Leshan
"Ses ongles d'orteil sont plus larges qu'un banc de parc. C'est là que l'échelle prend réellement sens."
L’arithmétique de l’émerveillement
J’ai un système fiable pour mesurer les choses que je ne saisis pas immédiatement : j’attends que la comparaison absurde arrive d’elle-même. Debout au niveau de la rivière dans une barque étroite, levant les yeux vers le Bouddha géant de Leshan, il m’a fallu environ quatre secondes. Les ongles d’orteil. Chacun est plus large qu’un banc de parc. Les pieds sandalés à eux seuls pourraient accueillir plusieurs familles pour un pique-nique. Le Bouddha mesure 71 mètres de haut, taillé directement dans la falaise rouge sous la dynastie Tang — la construction a commencé en 713 après J.-C. et a pris quatre-vingt-dix ans.
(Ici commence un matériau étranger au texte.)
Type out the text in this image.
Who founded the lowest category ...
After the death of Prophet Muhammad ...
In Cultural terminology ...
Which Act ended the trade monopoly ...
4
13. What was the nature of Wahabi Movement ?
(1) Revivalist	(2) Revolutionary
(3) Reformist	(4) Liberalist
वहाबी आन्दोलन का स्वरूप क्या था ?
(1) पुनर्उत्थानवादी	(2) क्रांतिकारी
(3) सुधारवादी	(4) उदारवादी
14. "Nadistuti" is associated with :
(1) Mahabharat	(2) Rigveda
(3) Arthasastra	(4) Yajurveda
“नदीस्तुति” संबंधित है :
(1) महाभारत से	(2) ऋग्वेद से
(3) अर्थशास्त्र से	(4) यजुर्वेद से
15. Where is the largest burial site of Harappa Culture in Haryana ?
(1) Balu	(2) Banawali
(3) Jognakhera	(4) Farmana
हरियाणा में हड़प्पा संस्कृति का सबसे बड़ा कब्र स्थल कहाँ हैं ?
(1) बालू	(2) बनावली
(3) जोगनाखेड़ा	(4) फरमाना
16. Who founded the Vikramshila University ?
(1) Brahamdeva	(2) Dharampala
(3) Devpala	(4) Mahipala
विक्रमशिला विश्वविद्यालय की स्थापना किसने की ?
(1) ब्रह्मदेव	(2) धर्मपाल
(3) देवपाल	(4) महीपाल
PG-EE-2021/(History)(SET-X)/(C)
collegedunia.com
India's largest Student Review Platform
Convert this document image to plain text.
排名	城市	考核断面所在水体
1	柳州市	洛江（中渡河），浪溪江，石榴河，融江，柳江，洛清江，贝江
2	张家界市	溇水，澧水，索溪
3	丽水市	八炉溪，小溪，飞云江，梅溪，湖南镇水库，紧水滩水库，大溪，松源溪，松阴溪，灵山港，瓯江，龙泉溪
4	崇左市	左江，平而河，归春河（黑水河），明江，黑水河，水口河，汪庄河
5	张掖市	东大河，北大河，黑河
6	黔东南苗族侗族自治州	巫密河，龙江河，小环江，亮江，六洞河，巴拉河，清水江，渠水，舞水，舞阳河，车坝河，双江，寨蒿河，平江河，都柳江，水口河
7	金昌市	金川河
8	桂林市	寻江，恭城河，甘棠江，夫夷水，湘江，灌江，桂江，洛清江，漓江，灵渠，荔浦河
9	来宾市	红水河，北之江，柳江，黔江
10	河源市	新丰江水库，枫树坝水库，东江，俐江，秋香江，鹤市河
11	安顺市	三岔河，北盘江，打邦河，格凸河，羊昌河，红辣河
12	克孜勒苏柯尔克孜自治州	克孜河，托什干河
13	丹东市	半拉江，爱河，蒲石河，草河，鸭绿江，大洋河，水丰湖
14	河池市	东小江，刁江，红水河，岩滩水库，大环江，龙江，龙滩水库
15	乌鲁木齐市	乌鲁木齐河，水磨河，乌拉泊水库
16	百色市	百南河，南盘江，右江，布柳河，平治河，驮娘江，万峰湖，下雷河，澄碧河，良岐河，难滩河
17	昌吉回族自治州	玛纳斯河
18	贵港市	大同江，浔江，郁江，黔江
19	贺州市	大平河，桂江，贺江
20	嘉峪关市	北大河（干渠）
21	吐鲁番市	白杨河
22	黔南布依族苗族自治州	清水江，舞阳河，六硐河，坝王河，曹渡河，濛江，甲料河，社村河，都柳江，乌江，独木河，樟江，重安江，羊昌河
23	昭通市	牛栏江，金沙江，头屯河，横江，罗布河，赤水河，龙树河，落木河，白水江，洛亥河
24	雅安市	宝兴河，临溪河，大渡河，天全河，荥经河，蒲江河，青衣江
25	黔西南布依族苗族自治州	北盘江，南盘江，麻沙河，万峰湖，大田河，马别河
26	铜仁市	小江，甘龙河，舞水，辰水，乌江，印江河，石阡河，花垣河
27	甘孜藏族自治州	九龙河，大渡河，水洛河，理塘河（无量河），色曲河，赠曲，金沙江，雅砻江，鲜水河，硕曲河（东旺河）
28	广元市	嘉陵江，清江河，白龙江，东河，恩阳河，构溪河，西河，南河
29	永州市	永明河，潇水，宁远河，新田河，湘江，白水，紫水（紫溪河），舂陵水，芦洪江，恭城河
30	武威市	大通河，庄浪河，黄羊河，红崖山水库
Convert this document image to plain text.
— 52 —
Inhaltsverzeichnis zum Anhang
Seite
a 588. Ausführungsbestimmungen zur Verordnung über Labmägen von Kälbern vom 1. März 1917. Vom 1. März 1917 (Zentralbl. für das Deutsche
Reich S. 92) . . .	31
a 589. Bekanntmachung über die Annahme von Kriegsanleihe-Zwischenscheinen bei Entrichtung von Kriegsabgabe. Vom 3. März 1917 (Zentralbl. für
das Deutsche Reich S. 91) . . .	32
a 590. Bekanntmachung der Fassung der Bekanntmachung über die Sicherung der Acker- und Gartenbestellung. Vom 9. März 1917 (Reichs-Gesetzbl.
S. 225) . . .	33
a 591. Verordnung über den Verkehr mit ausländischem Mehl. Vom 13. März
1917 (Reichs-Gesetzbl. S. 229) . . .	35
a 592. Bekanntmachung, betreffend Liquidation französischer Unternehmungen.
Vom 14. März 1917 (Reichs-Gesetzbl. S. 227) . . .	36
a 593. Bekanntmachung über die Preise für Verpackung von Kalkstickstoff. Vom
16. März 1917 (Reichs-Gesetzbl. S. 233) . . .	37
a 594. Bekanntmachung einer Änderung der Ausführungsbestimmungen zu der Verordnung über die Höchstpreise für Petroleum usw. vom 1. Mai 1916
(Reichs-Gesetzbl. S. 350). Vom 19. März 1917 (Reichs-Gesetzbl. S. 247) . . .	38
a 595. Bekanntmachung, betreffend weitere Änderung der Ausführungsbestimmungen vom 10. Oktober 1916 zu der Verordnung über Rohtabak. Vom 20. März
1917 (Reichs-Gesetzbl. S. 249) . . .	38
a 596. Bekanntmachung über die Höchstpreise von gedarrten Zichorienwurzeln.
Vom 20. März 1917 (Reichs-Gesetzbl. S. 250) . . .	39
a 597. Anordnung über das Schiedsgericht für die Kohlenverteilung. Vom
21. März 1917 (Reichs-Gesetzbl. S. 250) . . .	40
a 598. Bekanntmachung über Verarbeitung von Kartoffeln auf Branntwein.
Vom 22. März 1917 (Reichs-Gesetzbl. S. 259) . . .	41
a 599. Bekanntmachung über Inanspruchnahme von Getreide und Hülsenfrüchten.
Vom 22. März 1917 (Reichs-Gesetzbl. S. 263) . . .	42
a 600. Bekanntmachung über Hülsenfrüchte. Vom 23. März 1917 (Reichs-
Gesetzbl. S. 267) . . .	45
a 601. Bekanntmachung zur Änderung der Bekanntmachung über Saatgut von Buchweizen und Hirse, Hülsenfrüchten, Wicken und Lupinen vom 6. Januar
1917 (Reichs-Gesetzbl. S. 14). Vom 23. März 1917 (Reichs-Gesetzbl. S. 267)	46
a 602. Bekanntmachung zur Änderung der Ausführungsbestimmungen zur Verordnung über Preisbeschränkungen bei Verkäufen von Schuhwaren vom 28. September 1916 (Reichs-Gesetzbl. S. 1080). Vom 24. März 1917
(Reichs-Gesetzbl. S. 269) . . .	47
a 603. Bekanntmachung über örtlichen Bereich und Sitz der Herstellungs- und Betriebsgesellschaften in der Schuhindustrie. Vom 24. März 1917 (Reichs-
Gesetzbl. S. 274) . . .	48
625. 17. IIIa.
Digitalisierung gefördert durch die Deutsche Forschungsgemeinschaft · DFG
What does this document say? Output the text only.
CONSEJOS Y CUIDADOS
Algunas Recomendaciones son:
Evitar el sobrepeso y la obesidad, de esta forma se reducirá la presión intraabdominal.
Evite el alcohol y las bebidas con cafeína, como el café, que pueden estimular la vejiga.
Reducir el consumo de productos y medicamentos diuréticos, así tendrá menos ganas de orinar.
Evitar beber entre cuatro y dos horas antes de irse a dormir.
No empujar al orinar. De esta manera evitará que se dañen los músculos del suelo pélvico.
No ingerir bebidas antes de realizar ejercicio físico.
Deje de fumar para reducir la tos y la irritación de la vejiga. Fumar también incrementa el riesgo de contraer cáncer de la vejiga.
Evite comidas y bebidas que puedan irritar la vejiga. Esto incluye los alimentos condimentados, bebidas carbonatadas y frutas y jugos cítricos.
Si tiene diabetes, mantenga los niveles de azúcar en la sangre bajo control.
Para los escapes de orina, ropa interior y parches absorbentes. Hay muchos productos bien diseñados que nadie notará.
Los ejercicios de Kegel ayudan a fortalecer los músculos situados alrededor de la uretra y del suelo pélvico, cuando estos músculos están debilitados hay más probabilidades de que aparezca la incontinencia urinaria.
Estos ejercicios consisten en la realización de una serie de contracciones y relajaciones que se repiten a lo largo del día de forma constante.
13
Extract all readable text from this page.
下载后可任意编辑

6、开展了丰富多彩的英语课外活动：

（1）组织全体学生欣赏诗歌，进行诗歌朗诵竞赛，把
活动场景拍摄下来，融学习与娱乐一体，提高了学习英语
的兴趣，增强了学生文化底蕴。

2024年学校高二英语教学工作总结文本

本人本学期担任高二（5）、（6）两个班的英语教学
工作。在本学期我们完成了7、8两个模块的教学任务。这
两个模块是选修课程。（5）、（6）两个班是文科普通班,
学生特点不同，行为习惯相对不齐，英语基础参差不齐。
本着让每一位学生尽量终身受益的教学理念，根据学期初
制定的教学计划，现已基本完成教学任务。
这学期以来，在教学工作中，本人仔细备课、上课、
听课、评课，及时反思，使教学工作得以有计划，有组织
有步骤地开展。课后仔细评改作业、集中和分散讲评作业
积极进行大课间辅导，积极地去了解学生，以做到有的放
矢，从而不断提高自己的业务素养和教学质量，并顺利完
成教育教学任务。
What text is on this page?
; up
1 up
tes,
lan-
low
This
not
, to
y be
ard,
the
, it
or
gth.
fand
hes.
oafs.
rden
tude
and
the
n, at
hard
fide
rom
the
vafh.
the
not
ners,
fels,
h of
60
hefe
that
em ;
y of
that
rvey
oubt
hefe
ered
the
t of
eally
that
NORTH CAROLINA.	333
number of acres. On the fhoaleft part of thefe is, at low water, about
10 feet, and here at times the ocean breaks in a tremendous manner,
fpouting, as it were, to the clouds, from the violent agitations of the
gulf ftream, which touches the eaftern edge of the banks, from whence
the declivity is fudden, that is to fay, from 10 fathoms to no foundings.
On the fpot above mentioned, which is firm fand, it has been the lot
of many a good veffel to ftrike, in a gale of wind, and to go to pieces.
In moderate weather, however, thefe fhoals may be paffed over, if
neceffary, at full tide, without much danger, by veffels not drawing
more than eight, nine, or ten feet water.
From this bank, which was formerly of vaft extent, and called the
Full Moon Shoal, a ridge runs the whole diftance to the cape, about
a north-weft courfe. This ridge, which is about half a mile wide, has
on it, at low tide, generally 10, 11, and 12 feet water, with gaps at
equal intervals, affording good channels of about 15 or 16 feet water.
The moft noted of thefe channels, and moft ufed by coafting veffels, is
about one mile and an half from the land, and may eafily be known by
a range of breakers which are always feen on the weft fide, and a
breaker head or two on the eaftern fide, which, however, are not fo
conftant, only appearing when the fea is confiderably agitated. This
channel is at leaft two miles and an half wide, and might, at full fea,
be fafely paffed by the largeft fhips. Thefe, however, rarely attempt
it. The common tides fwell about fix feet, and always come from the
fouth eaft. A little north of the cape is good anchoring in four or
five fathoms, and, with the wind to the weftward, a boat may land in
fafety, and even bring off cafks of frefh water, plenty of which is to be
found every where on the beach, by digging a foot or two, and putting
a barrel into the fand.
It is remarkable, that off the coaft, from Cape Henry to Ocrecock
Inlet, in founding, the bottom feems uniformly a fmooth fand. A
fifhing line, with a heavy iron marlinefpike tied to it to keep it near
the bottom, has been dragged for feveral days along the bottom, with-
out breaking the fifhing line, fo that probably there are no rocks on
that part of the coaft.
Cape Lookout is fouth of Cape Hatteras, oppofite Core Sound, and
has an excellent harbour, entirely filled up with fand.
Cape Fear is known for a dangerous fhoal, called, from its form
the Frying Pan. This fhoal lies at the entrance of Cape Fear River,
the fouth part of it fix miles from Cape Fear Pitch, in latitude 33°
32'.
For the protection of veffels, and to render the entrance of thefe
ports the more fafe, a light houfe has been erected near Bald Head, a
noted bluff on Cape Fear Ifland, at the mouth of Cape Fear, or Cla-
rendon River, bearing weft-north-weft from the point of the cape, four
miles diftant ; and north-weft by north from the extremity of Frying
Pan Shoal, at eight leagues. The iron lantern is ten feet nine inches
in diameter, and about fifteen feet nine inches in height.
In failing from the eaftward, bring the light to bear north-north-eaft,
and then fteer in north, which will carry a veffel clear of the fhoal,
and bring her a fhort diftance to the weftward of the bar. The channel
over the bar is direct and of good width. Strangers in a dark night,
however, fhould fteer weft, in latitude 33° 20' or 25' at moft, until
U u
Le moine qui l’a commandité, Hai Tong, croyait qu’un Bouddha suffisamment énorme pacifierait les eaux à la confluence des rivières Min, Dadu et Qingyi. Les bateaux y sombraient régulièrement. La logique, si on la regarde de biais, n’est pas entièrement sans effet — la pierre excavée, déversée dans la confluence, aurait suffisamment modifié les courants pour réduire les pires turbulences. De l’ingénierie déguisée en dévotion, ou l’inverse.
Observer depuis l’eau
L’approche par bateau n’est pas optionnelle. Je sais que certains font la descente par l’escalier et les plateformes d’observation sur la falaise, qui valent le détour, mais c’est la vue depuis la rivière qui compte. On est sur une eau brune et opaque, l’odeur du diesel se mêlant à celle, si particulière, de la pierre humide qui s’accroche aux falaises près des rivières, et le Bouddha se matérialise lentement à mesure qu’on contourne le méandre. Les autres passagers se taisent. Un homme d’un groupe de touristes derrière moi a abaissé son téléphone et a simplement regardé. Cela n’arrive plus beaucoup.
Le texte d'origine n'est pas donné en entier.